In the context of Grid computing, reputation-based trust management systems are playing an increasingly important role for supporting coordinated resource sharing and ensuring provision of quality of service. However, the existing Grid reputation-based trust management systems are considered limited as they are bounded to esoteric reputation-based trust models encompassing predefined metrics for calculating and selecting trusted computing resources and as a result, they prevent external involvement in the trust and reputation evaluation processes.

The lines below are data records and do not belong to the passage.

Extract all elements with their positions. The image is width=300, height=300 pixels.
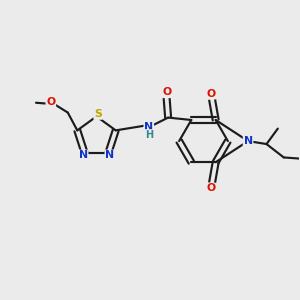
Text: N: N <box>105 150 114 161</box>
Text: N: N <box>244 136 253 146</box>
Text: O: O <box>206 89 215 99</box>
Text: S: S <box>94 109 102 119</box>
Text: N: N <box>144 122 153 131</box>
Text: O: O <box>46 97 56 107</box>
Text: N: N <box>79 150 88 161</box>
Text: H: H <box>145 130 153 140</box>
Text: O: O <box>206 183 215 193</box>
Text: O: O <box>162 87 171 97</box>
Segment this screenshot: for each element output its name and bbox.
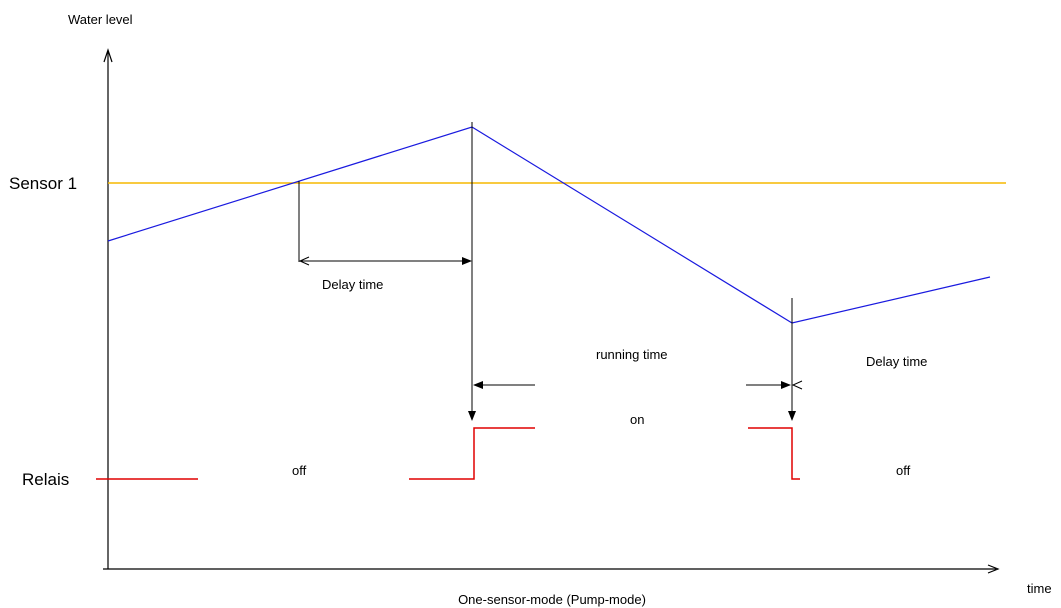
relay-state-on: on: [630, 412, 644, 427]
x-axis-label: time: [1027, 581, 1052, 596]
delay-time-label-2: Delay time: [866, 354, 927, 369]
delay-time-label-1: Delay time: [322, 277, 383, 292]
running-time-arrow-right-tail: [791, 380, 803, 390]
running-time-label: running time: [596, 347, 668, 362]
y-axis-arrowhead: [103, 48, 113, 63]
x-axis-arrowhead: [987, 564, 1000, 574]
y-axis-label: Water level: [68, 12, 133, 27]
relay-state-off-right: off: [896, 463, 911, 478]
relay-state-off-left: off: [292, 463, 307, 478]
diagram-caption: One-sensor-mode (Pump-mode): [458, 592, 646, 607]
relay-on-pulse-fall: [748, 427, 800, 480]
relay-on-pulse-rise: [409, 427, 535, 480]
sensor-1-label: Sensor 1: [9, 174, 77, 193]
water-level-curve: [107, 126, 991, 324]
delay-time-arrow-1-start: [298, 256, 310, 266]
relais-label: Relais: [22, 470, 69, 489]
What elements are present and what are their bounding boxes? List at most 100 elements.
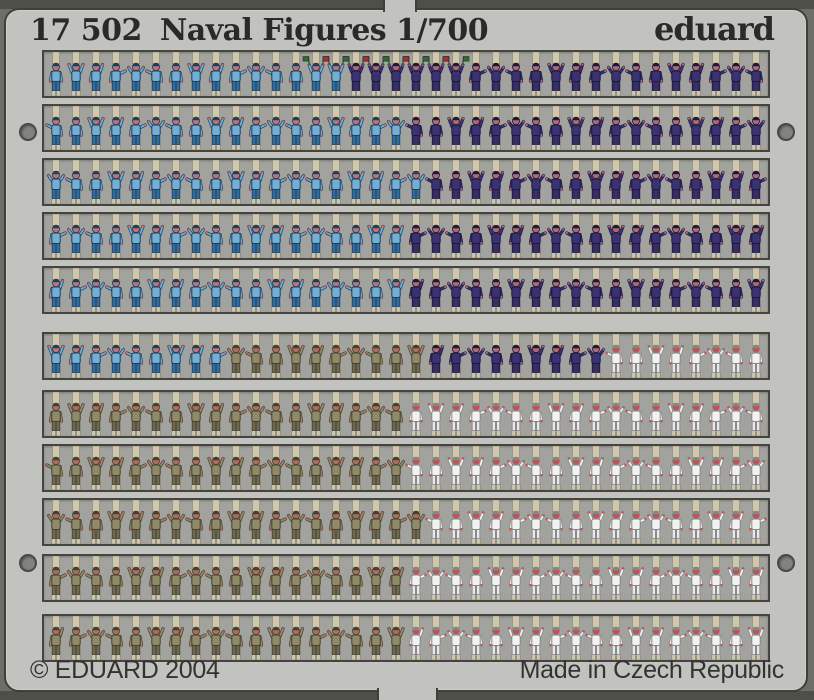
naval-figure [386,106,406,150]
naval-figure [248,160,265,204]
naval-figure [285,106,304,150]
sheet-header: 17 502 Naval Figures 1/700 eduard [30,10,775,48]
naval-figure [128,616,144,660]
naval-figure [186,214,206,258]
naval-figure [588,106,605,150]
naval-figure [688,334,707,378]
naval-figure [445,214,464,258]
naval-figure [548,446,564,490]
naval-figure [86,616,106,660]
naval-figure [405,106,424,150]
naval-figure [745,392,764,436]
naval-figure [188,446,204,490]
naval-figure [465,268,484,312]
naval-figure [585,616,604,660]
naval-figure [148,334,164,378]
naval-figure [68,616,87,660]
naval-figure [108,446,125,490]
naval-figure [725,334,744,378]
naval-figure [625,392,644,436]
naval-figure [705,268,724,312]
naval-figure [362,52,390,96]
naval-figure [126,52,146,96]
naval-figure [688,52,705,96]
naval-figure [588,446,605,490]
naval-figure [605,334,624,378]
naval-figure [426,556,446,600]
naval-figure [85,214,104,258]
naval-figure [228,446,245,490]
naval-figure [708,106,725,150]
naval-figure [402,52,430,96]
pe-fret-row [42,444,770,492]
naval-figure [147,616,165,660]
naval-figure [448,392,465,436]
naval-figure [125,334,144,378]
naval-figure [408,268,425,312]
naval-figure [608,500,625,544]
pe-fret-row [42,390,770,438]
naval-figure [548,106,564,150]
naval-figure [85,556,104,600]
naval-figure [387,268,405,312]
naval-figure [46,500,66,544]
naval-figure [288,392,304,436]
naval-figure [188,334,205,378]
naval-figure [506,446,526,490]
naval-figure [648,616,665,660]
naval-figure [688,500,704,544]
naval-figure [326,616,346,660]
pe-fret-row [42,554,770,602]
naval-figure [468,556,484,600]
naval-figure [385,392,404,436]
naval-figure [567,446,585,490]
naval-figure [286,160,306,204]
naval-figure [127,214,145,258]
naval-figure [588,392,607,436]
naval-figure [368,500,385,544]
naval-figure [747,268,765,312]
naval-figure [728,160,745,204]
naval-figure [168,616,185,660]
naval-figure [508,160,527,204]
naval-figure [708,446,725,490]
naval-figure [308,616,327,660]
naval-figure [67,392,85,436]
naval-figure [326,268,346,312]
naval-figure [146,446,166,490]
naval-figure [666,214,686,258]
naval-figure [345,268,364,312]
naval-figure [685,556,704,600]
naval-figure [107,500,125,544]
naval-figure [106,334,126,378]
naval-figure [306,214,326,258]
naval-figure [67,52,85,96]
naval-figure [368,268,384,312]
naval-figure [408,214,427,258]
naval-figure [248,500,265,544]
naval-figure [108,214,124,258]
naval-figure [528,616,545,660]
naval-figure [508,556,525,600]
naval-figure [667,52,685,96]
naval-figure [68,268,87,312]
naval-figure [48,392,64,436]
naval-figure [68,446,84,490]
naval-figure [328,160,344,204]
naval-figure [48,214,67,258]
naval-figure [88,334,107,378]
naval-figure [687,446,705,490]
naval-figure [205,214,224,258]
naval-figure [727,214,745,258]
naval-figure [668,616,687,660]
naval-figure [468,392,487,436]
naval-figure [688,160,704,204]
naval-figure [248,446,267,490]
naval-figure [348,106,365,150]
naval-figure [426,214,446,258]
naval-figure [668,106,684,150]
naval-figure [306,556,326,600]
copyright-text: © EDUARD 2004 [30,656,220,684]
origin-text: Made in Czech Republic [519,656,785,684]
naval-figure [566,268,586,312]
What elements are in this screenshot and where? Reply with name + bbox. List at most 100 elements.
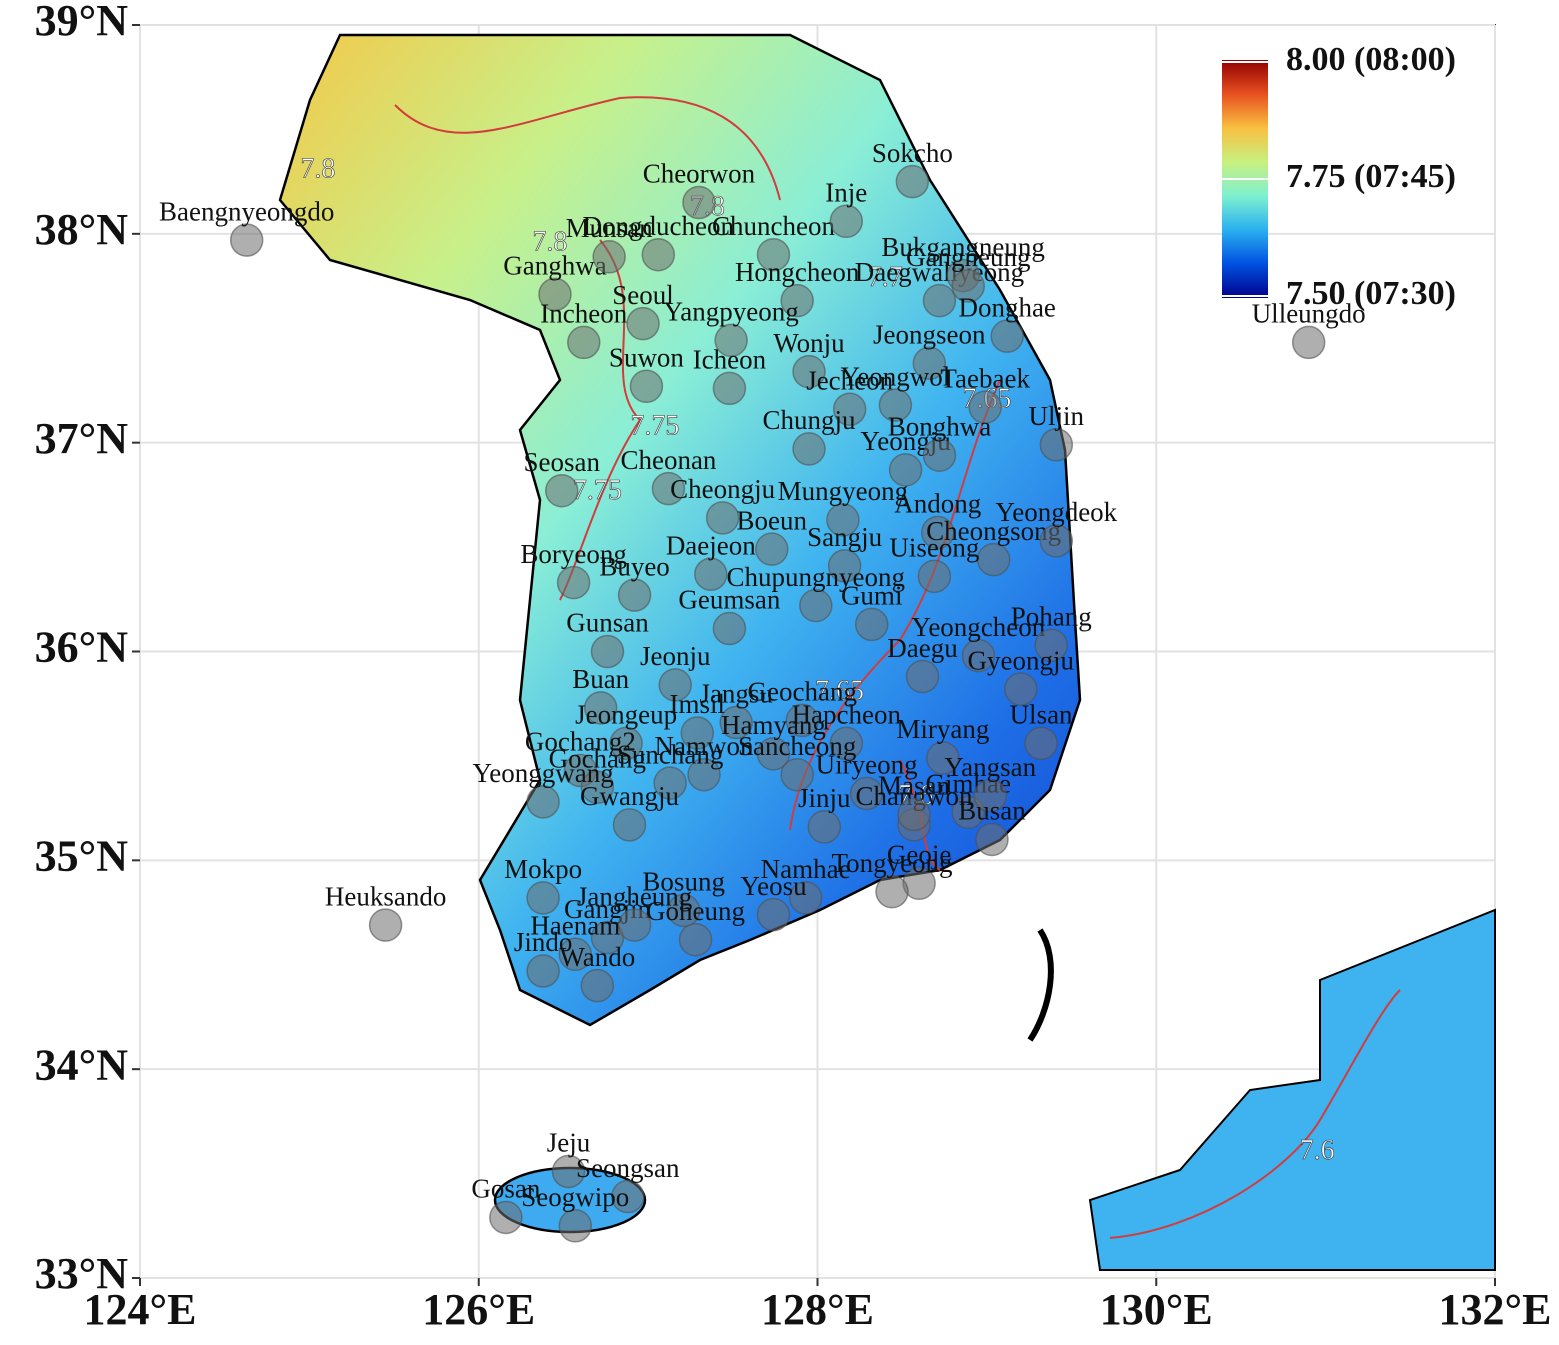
station-label: Icheon	[693, 345, 767, 375]
y-tick-label: 39°N	[35, 0, 129, 45]
station-marker	[368, 908, 403, 942]
station-marker	[756, 237, 791, 272]
station-marker	[687, 757, 721, 792]
station-marker	[580, 968, 615, 1003]
station-marker	[990, 319, 1024, 353]
station-label: Jangheung	[577, 881, 692, 911]
station-marker	[799, 588, 833, 623]
station-marker	[551, 1154, 586, 1189]
station-label: Sokcho	[872, 138, 953, 168]
y-tick-label: 33°N	[35, 1249, 129, 1298]
station-label: Andong	[894, 489, 981, 519]
contour-label: 7.8	[532, 227, 567, 258]
station-label: Chuncheon	[712, 211, 835, 241]
contour-label: 7.75	[630, 410, 679, 441]
station-label: Buan	[572, 664, 629, 694]
contour-label: 7.6	[1300, 1135, 1335, 1166]
station-marker	[526, 881, 560, 915]
station-marker	[976, 542, 1011, 577]
station-marker	[922, 283, 957, 318]
station-marker	[792, 354, 826, 389]
station-label: Sangju	[807, 522, 883, 552]
station-label: Baengnyeongdo	[159, 196, 334, 226]
y-tick-label: 36°N	[35, 623, 129, 672]
station-label: Seosan	[523, 447, 600, 477]
station-label: Busan	[958, 796, 1026, 826]
station-label: Namhae	[761, 854, 851, 884]
station-label: Cheorwon	[643, 159, 756, 189]
station-label: Gwangju	[580, 781, 679, 811]
x-tick-label: 132°E	[1439, 1285, 1552, 1334]
station-label: Miryang	[896, 714, 989, 744]
contour-label: 7.7	[868, 262, 903, 293]
station-label: Inje	[825, 178, 867, 208]
station-marker	[785, 703, 820, 738]
station-label: Seoul	[612, 280, 674, 310]
station-marker	[629, 369, 664, 404]
station-label: Masan	[878, 771, 950, 801]
station-label: Yangpyeong	[663, 297, 798, 327]
y-tick-label: 38°N	[35, 205, 129, 254]
station-marker	[626, 306, 660, 341]
station-marker	[558, 937, 593, 972]
station-label: Yeongwol	[841, 361, 951, 391]
colorbar-label: 7.75 (07:45)	[1286, 158, 1456, 195]
station-label: Geoje	[887, 840, 951, 870]
station-label: Buyeo	[599, 551, 670, 581]
station-label: Bosung	[642, 867, 725, 897]
station-marker	[712, 611, 747, 646]
station-marker	[580, 770, 615, 804]
station-marker	[680, 716, 714, 750]
station-label: Donghae	[958, 292, 1055, 322]
station-marker	[651, 471, 686, 506]
station-marker	[756, 737, 791, 771]
station-label: Ulleungdo	[1252, 299, 1366, 329]
station-label: Mungyeong	[778, 476, 909, 506]
station-label: Gosan	[471, 1174, 540, 1204]
station-marker	[1024, 726, 1058, 761]
station-marker	[719, 705, 753, 740]
station-marker	[1004, 672, 1038, 706]
station-label: Hongcheon	[735, 257, 860, 287]
station-label: Sancheong	[738, 731, 856, 761]
station-marker	[556, 565, 591, 600]
colorbar-label: 8.00 (08:00)	[1286, 41, 1456, 78]
station-label: Uljin	[1029, 401, 1085, 431]
station-label: Yeongcheon	[912, 612, 1046, 642]
station-marker	[849, 776, 884, 811]
station-marker	[829, 726, 864, 761]
station-marker	[756, 897, 791, 932]
station-label: Jeongseon	[873, 320, 986, 350]
y-tick-label: 37°N	[35, 414, 129, 463]
station-label: Gunsan	[566, 608, 649, 638]
station-label: Uiryeong	[816, 750, 918, 780]
station-label: Suwon	[609, 342, 685, 372]
station-marker	[1291, 325, 1326, 360]
station-marker	[714, 323, 748, 358]
station-marker	[968, 390, 1002, 424]
station-label: Cheongsong	[926, 516, 1061, 546]
station-marker	[875, 874, 909, 909]
x-tick-label: 126°E	[422, 1285, 535, 1334]
station-marker	[827, 549, 862, 583]
station-label: Daejeon	[666, 530, 756, 560]
station-label: Gangneung	[906, 242, 1030, 272]
station-label: Taebaek	[940, 363, 1030, 393]
station-marker	[905, 659, 940, 694]
y-tick-label: 34°N	[35, 1040, 129, 1089]
station-label: Jindo	[514, 927, 573, 957]
station-marker	[975, 822, 1009, 857]
station-label: Gochang2	[525, 727, 636, 757]
station-marker	[666, 893, 701, 928]
station-label: Pohang	[1011, 601, 1092, 631]
station-marker	[653, 766, 687, 800]
station-marker	[526, 785, 560, 819]
station-label: Sunchang	[617, 739, 723, 769]
station-marker	[780, 757, 814, 792]
station-marker	[878, 388, 913, 422]
station-label: Bonghwa	[888, 411, 992, 441]
x-tick-label: 124°E	[84, 1285, 197, 1334]
contour-label: 7.65	[815, 676, 864, 707]
station-marker	[712, 371, 747, 406]
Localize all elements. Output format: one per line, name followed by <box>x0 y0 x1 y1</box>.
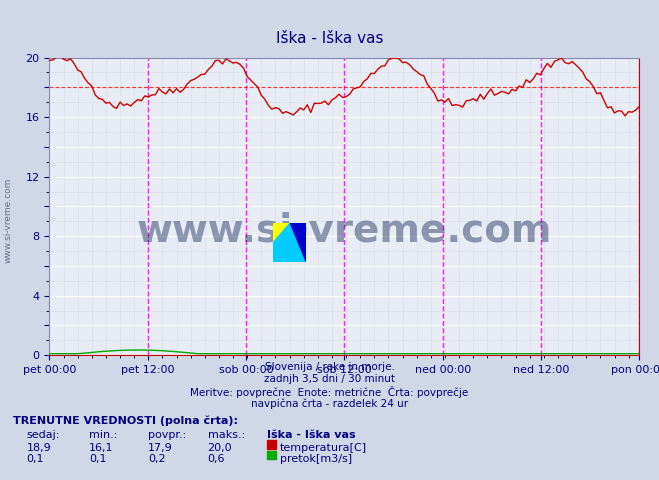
Text: TRENUTNE VREDNOSTI (polna črta):: TRENUTNE VREDNOSTI (polna črta): <box>13 415 238 426</box>
Text: povpr.:: povpr.: <box>148 430 186 440</box>
Text: temperatura[C]: temperatura[C] <box>280 443 367 453</box>
Text: 0,2: 0,2 <box>148 454 166 464</box>
Polygon shape <box>273 223 306 262</box>
Text: pretok[m3/s]: pretok[m3/s] <box>280 454 352 464</box>
Text: 16,1: 16,1 <box>89 443 113 453</box>
Text: 17,9: 17,9 <box>148 443 173 453</box>
Text: Slovenija / reke in morje.: Slovenija / reke in morje. <box>264 362 395 372</box>
Text: navpična črta - razdelek 24 ur: navpična črta - razdelek 24 ur <box>251 398 408 409</box>
Bar <box>267 440 276 449</box>
Text: www.si-vreme.com: www.si-vreme.com <box>136 211 552 249</box>
Text: Meritve: povprečne  Enote: metrične  Črta: povprečje: Meritve: povprečne Enote: metrične Črta:… <box>190 386 469 398</box>
Text: 0,1: 0,1 <box>89 454 107 464</box>
Text: 0,1: 0,1 <box>26 454 44 464</box>
Polygon shape <box>273 223 290 242</box>
Text: Iška - Iška vas: Iška - Iška vas <box>275 31 384 46</box>
Polygon shape <box>290 223 306 262</box>
Text: maks.:: maks.: <box>208 430 245 440</box>
Text: 18,9: 18,9 <box>26 443 51 453</box>
Text: Iška - Iška vas: Iška - Iška vas <box>267 430 355 440</box>
Text: zadnjh 3,5 dni / 30 minut: zadnjh 3,5 dni / 30 minut <box>264 374 395 384</box>
Bar <box>267 451 276 459</box>
Text: min.:: min.: <box>89 430 117 440</box>
Text: sedaj:: sedaj: <box>26 430 60 440</box>
Text: 0,6: 0,6 <box>208 454 225 464</box>
Text: www.si-vreme.com: www.si-vreme.com <box>3 178 13 264</box>
Text: 20,0: 20,0 <box>208 443 232 453</box>
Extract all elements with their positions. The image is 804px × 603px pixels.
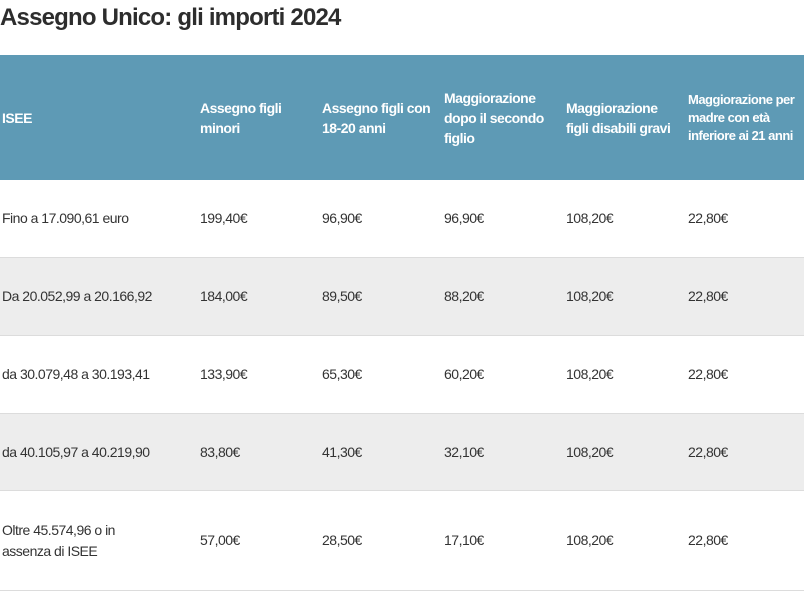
cell-isee: Da 20.052,99 a 20.166,92: [2, 288, 152, 304]
header-isee: ISEE: [2, 109, 32, 126]
header-figli-minori: Assegno figli minori: [200, 99, 282, 136]
cell-amount: 22,80€: [688, 443, 728, 460]
cell-amount: 22,80€: [688, 532, 728, 548]
cell-amount: 88,20€: [444, 288, 484, 304]
cell-isee: Oltre 45.574,96 o in assenza di ISEE: [2, 521, 115, 559]
cell-amount: 22,80€: [688, 288, 728, 304]
cell-isee: da 40.105,97 a 40.219,90: [2, 443, 150, 460]
cell-amount: 96,90€: [444, 210, 484, 226]
table-row: Fino a 17.090,61 euro 199,40€ 96,90€ 96,90€…: [0, 180, 804, 258]
header-secondo-figlio: Maggiorazione dopo il secondo figlio: [444, 89, 544, 146]
cell-amount: 133,90€: [200, 366, 248, 382]
table-row: da 40.105,97 a 40.219,90 83,80€ 41,30€ 32,1…: [0, 414, 804, 491]
cell-amount: 108,20€: [566, 288, 614, 304]
cell-amount: 83,80€: [200, 443, 240, 460]
header-figli-18-20: Assegno figli con 18-20 anni: [322, 99, 431, 136]
table-row: Da 20.052,99 a 20.166,92 184,00€ 89,50€ 88,…: [0, 258, 804, 336]
table-row: Oltre 45.574,96 o in assenza di ISEE 57,0…: [0, 491, 804, 591]
cell-amount: 22,80€: [688, 366, 728, 382]
cell-amount: 199,40€: [200, 210, 248, 226]
cell-amount: 17,10€: [444, 532, 484, 548]
table-body: Fino a 17.090,61 euro 199,40€ 96,90€ 96,90€…: [0, 180, 804, 591]
table-header: ISEE Assegno figli minori Assegno figli …: [0, 55, 804, 180]
header-disabili: Maggiorazione figli disabili gravi: [566, 99, 671, 136]
cell-isee: Fino a 17.090,61 euro: [2, 210, 129, 226]
cell-amount: 65,30€: [322, 366, 362, 382]
cell-amount: 22,80€: [688, 210, 728, 226]
header-madre-giovane: Maggiorazione per madre con età inferior…: [688, 91, 795, 143]
cell-amount: 108,20€: [566, 443, 614, 460]
amounts-table: ISEE Assegno figli minori Assegno figli …: [0, 55, 804, 591]
cell-amount: 108,20€: [566, 532, 614, 548]
cell-isee: da 30.079,48 a 30.193,41: [2, 366, 150, 382]
page-title: Assegno Unico: gli importi 2024: [0, 4, 341, 31]
cell-amount: 60,20€: [444, 366, 484, 382]
cell-amount: 184,00€: [200, 288, 248, 304]
cell-amount: 28,50€: [322, 532, 362, 548]
cell-amount: 32,10€: [444, 443, 484, 460]
cell-amount: 57,00€: [200, 532, 240, 548]
cell-amount: 89,50€: [322, 288, 362, 304]
cell-amount: 41,30€: [322, 443, 362, 460]
cell-amount: 108,20€: [566, 366, 614, 382]
cell-amount: 108,20€: [566, 210, 614, 226]
table-row: da 30.079,48 a 30.193,41 133,90€ 65,30€ 60,…: [0, 336, 804, 414]
cell-amount: 96,90€: [322, 210, 362, 226]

This thesis suggests an alternative approach for reputation modelling founded on its core argument proclaiming that reputation is a subjective matter as well as context dependent. Consequently, it offers a synergistic reputation-policy based trust model for Grid resource selection. This exoteric trust model introduces a novel paradigm for evaluating Grid resources, in which Grid client applications (e.g. monitoring toolkits and resource brokers) are endeavoured to carry out an active participation in the trust and reputation evaluation processes. This is achieved by augmenting the standard reputation queries with a set of reputation-policy assertions constituting as complete trust metrics supplied into the reputation algorithm. Consecutively, the Grid Reputation-Policy Trust management system (GREPTrust) provides a concrete implementation for the trust model and it’s underlying artifacts whilst the GREPTrust testbed provides an adequate infrastructure for comparing the reputation policy trust model with a production available esoteric model (GridPP).
Based on a computational finance case study, an internal workflow simulation utilises the GREPTrust testbed in order to empirically assess the criteria by which the synergistic reputation-policy based trust model outperforms esoteric trust models regarding resource selection and consequently provides substantive evidence that the reputation-policy paradigm is a welcome addition to the Grid computing community.